Trump orders steel and aluminum tariffs
Today President Trump officially announced steep tariffs on imported steel and aluminum.
Canada and Mexico are temporally exempted from the tariffs, to deter trading partners from retaliating with tariffs of their own. But the tariffs against other nations will take effect in 15 days, officials said.
Canada and Mexico, two of the nation’s largest trading partners, each threatened to retaliate against tariffs that would include them.
Officials also said that with Canada and Mexico excluded, the president may have to “modestly” raise tariffs on everyone else to make up the difference.
Trump alluded earlier there could be additional carve-outs for Australia, though it’s unclear what that will entail.
“We’ll be doing something with them,” the president said during a Cabinet meeting. “We’ll be doing something with some other countries.”
White House officials said that all other countries will be able to make their case as to why they should be exempt from the tariffs and what they will do to shore up their national security relationship with the United States.

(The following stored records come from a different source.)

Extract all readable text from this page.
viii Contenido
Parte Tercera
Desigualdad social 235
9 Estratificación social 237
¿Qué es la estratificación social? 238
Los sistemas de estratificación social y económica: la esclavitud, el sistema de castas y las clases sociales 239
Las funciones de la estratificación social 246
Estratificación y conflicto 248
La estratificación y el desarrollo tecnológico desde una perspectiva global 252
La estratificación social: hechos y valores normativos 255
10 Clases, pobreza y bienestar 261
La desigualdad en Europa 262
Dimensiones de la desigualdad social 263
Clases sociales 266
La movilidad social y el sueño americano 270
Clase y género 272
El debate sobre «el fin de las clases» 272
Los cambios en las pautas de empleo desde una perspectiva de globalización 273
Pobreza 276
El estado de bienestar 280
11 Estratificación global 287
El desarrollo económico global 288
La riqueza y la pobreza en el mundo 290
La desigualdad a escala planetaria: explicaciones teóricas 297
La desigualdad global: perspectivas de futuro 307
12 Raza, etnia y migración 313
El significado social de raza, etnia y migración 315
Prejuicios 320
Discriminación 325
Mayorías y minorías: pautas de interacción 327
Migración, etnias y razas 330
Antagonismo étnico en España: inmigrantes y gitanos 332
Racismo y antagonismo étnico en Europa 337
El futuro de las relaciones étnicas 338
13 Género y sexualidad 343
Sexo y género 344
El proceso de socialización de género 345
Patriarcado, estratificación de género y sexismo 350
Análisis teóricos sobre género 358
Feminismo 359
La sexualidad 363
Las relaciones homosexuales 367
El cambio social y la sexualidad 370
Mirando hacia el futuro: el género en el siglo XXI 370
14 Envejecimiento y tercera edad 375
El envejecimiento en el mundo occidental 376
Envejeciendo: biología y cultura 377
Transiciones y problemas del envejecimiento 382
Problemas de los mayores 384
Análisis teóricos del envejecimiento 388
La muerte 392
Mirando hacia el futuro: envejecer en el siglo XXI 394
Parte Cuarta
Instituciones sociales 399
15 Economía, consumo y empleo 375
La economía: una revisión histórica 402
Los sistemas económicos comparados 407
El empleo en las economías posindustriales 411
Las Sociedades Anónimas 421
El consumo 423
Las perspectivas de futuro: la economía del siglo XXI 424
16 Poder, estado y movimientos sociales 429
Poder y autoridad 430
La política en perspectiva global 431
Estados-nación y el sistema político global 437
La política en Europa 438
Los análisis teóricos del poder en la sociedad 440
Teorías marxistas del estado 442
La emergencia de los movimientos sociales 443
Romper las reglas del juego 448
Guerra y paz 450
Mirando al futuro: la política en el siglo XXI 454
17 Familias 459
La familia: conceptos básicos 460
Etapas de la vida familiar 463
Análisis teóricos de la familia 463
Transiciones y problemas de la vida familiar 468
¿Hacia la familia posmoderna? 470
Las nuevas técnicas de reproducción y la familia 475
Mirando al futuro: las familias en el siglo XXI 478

Trump has indicated he is ready to go even further on trade. He tweeted Wednesday that “the U.S. is acting swiftly on Intellectual Property theft,” referring to an ongoing probe into whether China’s practices are hurting American businesses.
He also called on Beijing to reduce its trade surplus with the U.S. by $1 billion, a figure that was adjusted up to $100 billion, less than one-third of the $375.2 billion trade deficit the U.S. had with China last year.
“Our relationship with China has been a very good one, and we look forward to seeing what ideas they come back with. We must act soon!” he tweeted.